Let me introduce you to Elizabeth Adams, mother of Thomas Dennis Adams, born 29th May, 1875.
Now, here's a development: in the Cranborne baptism records, Thomas was Christened the same day as his brother William Pitt Adams. Family ** In my records from Grandma W., I have a William Pitt Adams with a birth date of 24th October 1884. I will be finding out from A.R. later, as she now has the rest of the birth dates that were in the bible for G&I's children.
Swiftly returning to the mysterious again though, I cannot see any record of George and Elizabeth getting married. The census of 1871 still has George living at home, 25 years old and unmarried, and that's all I could find.
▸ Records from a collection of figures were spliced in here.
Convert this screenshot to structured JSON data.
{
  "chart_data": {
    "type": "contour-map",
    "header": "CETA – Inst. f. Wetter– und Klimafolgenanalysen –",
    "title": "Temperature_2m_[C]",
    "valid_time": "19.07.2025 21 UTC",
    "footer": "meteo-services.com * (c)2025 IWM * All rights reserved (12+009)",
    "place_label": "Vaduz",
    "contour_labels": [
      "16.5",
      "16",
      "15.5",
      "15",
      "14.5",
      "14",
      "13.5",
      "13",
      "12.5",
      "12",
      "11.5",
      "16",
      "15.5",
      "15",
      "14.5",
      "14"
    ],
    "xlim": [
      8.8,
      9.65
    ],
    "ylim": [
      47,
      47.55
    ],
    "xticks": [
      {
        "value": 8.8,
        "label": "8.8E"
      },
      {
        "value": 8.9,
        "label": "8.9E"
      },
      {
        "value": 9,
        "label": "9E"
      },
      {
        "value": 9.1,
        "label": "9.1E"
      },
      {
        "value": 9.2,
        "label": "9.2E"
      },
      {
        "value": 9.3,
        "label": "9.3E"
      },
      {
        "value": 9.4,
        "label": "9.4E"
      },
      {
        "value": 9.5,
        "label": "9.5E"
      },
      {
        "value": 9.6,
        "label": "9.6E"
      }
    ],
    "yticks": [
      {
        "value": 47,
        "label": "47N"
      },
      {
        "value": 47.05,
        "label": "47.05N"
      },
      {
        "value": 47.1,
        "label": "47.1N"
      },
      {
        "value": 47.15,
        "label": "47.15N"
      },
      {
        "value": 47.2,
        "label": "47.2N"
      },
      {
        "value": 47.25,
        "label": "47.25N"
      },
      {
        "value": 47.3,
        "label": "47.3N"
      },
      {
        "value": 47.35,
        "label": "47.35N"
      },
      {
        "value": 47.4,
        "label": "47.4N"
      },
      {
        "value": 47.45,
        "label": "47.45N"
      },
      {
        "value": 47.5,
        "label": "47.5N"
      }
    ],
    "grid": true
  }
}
And I could not unearth any record of an Elizabeth Adams in Dorset or Hampshire (that would fit the age group) dying around this time. I expanded the search to the whole of Britain and only found two possible candidates: one who died in Newton Abbott (Devon), aged 24, and another who died in Abergavenny (Wales), aged 22. Strangely enough, considering we generally believe that women were still dying by the dozen every week from complications of childbirth in the 1870s, there were very, very few people in that age group in the death records. Causes of death were not recorded in the records from those years that I viewed.
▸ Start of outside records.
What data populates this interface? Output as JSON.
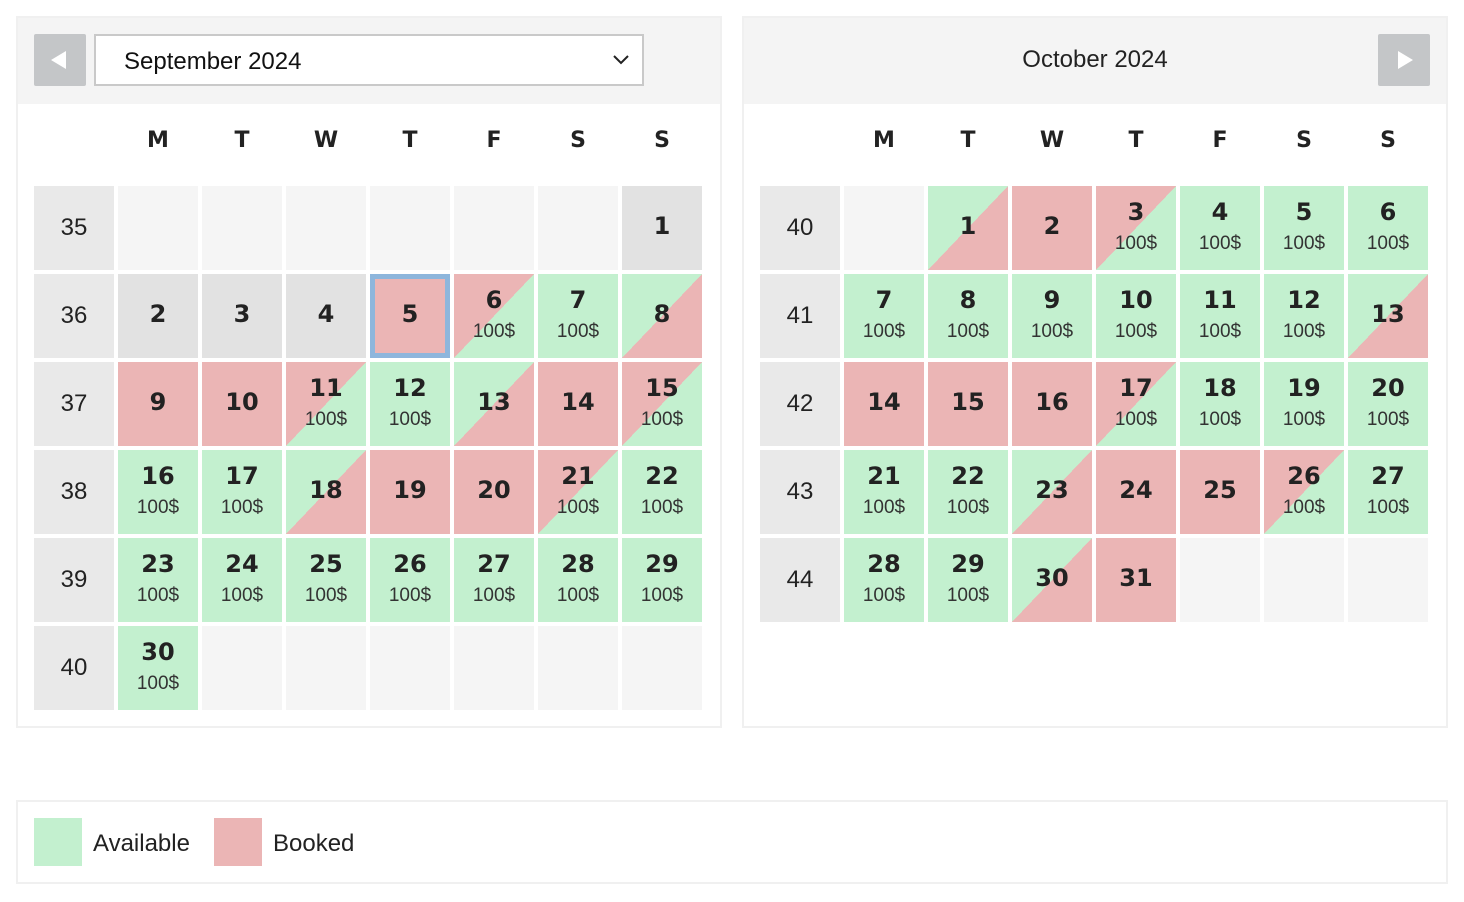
{
  "left_month": {
    "select_value": "September 2024",
    "prev_icon": "triangle-left-icon",
    "dropdown_icon": "chevron-down-icon",
    "weekdays": [
      "M",
      "T",
      "W",
      "T",
      "F",
      "S",
      "S"
    ],
    "weeks": [
      {
        "week": "35",
        "days": [
          {
            "day": "",
            "state": "empty"
          },
          {
            "day": "",
            "state": "empty"
          },
          {
            "day": "",
            "state": "empty"
          },
          {
            "day": "",
            "state": "empty"
          },
          {
            "day": "",
            "state": "empty"
          },
          {
            "day": "",
            "state": "empty"
          },
          {
            "day": "1",
            "state": "past"
          }
        ]
      },
      {
        "week": "36",
        "days": [
          {
            "day": "2",
            "state": "past"
          },
          {
            "day": "3",
            "state": "past"
          },
          {
            "day": "4",
            "state": "past"
          },
          {
            "day": "5",
            "state": "booked",
            "today": true
          },
          {
            "day": "6",
            "state": "checkout",
            "price": "100$"
          },
          {
            "day": "7",
            "state": "available",
            "price": "100$"
          },
          {
            "day": "8",
            "state": "checkin"
          }
        ]
      },
      {
        "week": "37",
        "days": [
          {
            "day": "9",
            "state": "booked"
          },
          {
            "day": "10",
            "state": "booked"
          },
          {
            "day": "11",
            "state": "checkout",
            "price": "100$"
          },
          {
            "day": "12",
            "state": "available",
            "price": "100$"
          },
          {
            "day": "13",
            "state": "checkin"
          },
          {
            "day": "14",
            "state": "booked"
          },
          {
            "day": "15",
            "state": "checkout",
            "price": "100$"
          }
        ]
      },
      {
        "week": "38",
        "days": [
          {
            "day": "16",
            "state": "available",
            "price": "100$"
          },
          {
            "day": "17",
            "state": "available",
            "price": "100$"
          },
          {
            "day": "18",
            "state": "checkin"
          },
          {
            "day": "19",
            "state": "booked"
          },
          {
            "day": "20",
            "state": "booked"
          },
          {
            "day": "21",
            "state": "checkout",
            "price": "100$"
          },
          {
            "day": "22",
            "state": "available",
            "price": "100$"
          }
        ]
      },
      {
        "week": "39",
        "days": [
          {
            "day": "23",
            "state": "available",
            "price": "100$"
          },
          {
            "day": "24",
            "state": "available",
            "price": "100$"
          },
          {
            "day": "25",
            "state": "available",
            "price": "100$"
          },
          {
            "day": "26",
            "state": "available",
            "price": "100$"
          },
          {
            "day": "27",
            "state": "available",
            "price": "100$"
          },
          {
            "day": "28",
            "state": "available",
            "price": "100$"
          },
          {
            "day": "29",
            "state": "available",
            "price": "100$"
          }
        ]
      },
      {
        "week": "40",
        "days": [
          {
            "day": "30",
            "state": "available",
            "price": "100$"
          },
          {
            "day": "",
            "state": "empty"
          },
          {
            "day": "",
            "state": "empty"
          },
          {
            "day": "",
            "state": "empty"
          },
          {
            "day": "",
            "state": "empty"
          },
          {
            "day": "",
            "state": "empty"
          },
          {
            "day": "",
            "state": "empty"
          }
        ]
      }
    ]
  },
  "right_month": {
    "title": "October 2024",
    "next_icon": "triangle-right-icon",
    "weekdays": [
      "M",
      "T",
      "W",
      "T",
      "F",
      "S",
      "S"
    ],
    "weeks": [
      {
        "week": "40",
        "days": [
          {
            "day": "",
            "state": "empty"
          },
          {
            "day": "1",
            "state": "checkin"
          },
          {
            "day": "2",
            "state": "booked"
          },
          {
            "day": "3",
            "state": "checkout",
            "price": "100$"
          },
          {
            "day": "4",
            "state": "available",
            "price": "100$"
          },
          {
            "day": "5",
            "state": "available",
            "price": "100$"
          },
          {
            "day": "6",
            "state": "available",
            "price": "100$"
          }
        ]
      },
      {
        "week": "41",
        "days": [
          {
            "day": "7",
            "state": "available",
            "price": "100$"
          },
          {
            "day": "8",
            "state": "available",
            "price": "100$"
          },
          {
            "day": "9",
            "state": "available",
            "price": "100$"
          },
          {
            "day": "10",
            "state": "available",
            "price": "100$"
          },
          {
            "day": "11",
            "state": "available",
            "price": "100$"
          },
          {
            "day": "12",
            "state": "available",
            "price": "100$"
          },
          {
            "day": "13",
            "state": "checkin"
          }
        ]
      },
      {
        "week": "42",
        "days": [
          {
            "day": "14",
            "state": "booked"
          },
          {
            "day": "15",
            "state": "booked"
          },
          {
            "day": "16",
            "state": "booked"
          },
          {
            "day": "17",
            "state": "checkout",
            "price": "100$"
          },
          {
            "day": "18",
            "state": "available",
            "price": "100$"
          },
          {
            "day": "19",
            "state": "available",
            "price": "100$"
          },
          {
            "day": "20",
            "state": "available",
            "price": "100$"
          }
        ]
      },
      {
        "week": "43",
        "days": [
          {
            "day": "21",
            "state": "available",
            "price": "100$"
          },
          {
            "day": "22",
            "state": "available",
            "price": "100$"
          },
          {
            "day": "23",
            "state": "checkin"
          },
          {
            "day": "24",
            "state": "booked"
          },
          {
            "day": "25",
            "state": "booked"
          },
          {
            "day": "26",
            "state": "checkout",
            "price": "100$"
          },
          {
            "day": "27",
            "state": "available",
            "price": "100$"
          }
        ]
      },
      {
        "week": "44",
        "days": [
          {
            "day": "28",
            "state": "available",
            "price": "100$"
          },
          {
            "day": "29",
            "state": "available",
            "price": "100$"
          },
          {
            "day": "30",
            "state": "checkin"
          },
          {
            "day": "31",
            "state": "booked"
          },
          {
            "day": "",
            "state": "empty"
          },
          {
            "day": "",
            "state": "empty"
          },
          {
            "day": "",
            "state": "empty"
          }
        ]
      }
    ]
  },
  "legend": {
    "available_label": "Available",
    "booked_label": "Booked",
    "available_color": "#c3f0cf",
    "booked_color": "#ebb5b5"
  },
  "colors": {
    "today_border": "#8eb6dc",
    "past_day": "#e2e2e2",
    "week_number_bg": "#e9e9e9",
    "nav_button": "#c4c6c8"
  }
}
So now it's back to Cherchez-ing la femme again. Had she been sent away for health reasons to some distant dismal asylum or sanatorium? Did she abandon the family? Was there a clerical error or loss of the record of her death? I must leave this trail again until I have something to go on, or I will be found next week by the police, buried under a pile of red herrings.
** [Added later.] Yes, Thomas and William were twins: the 1881 census lists Thomas as age 6. William died, age 3, in 1878. And there was another son William later.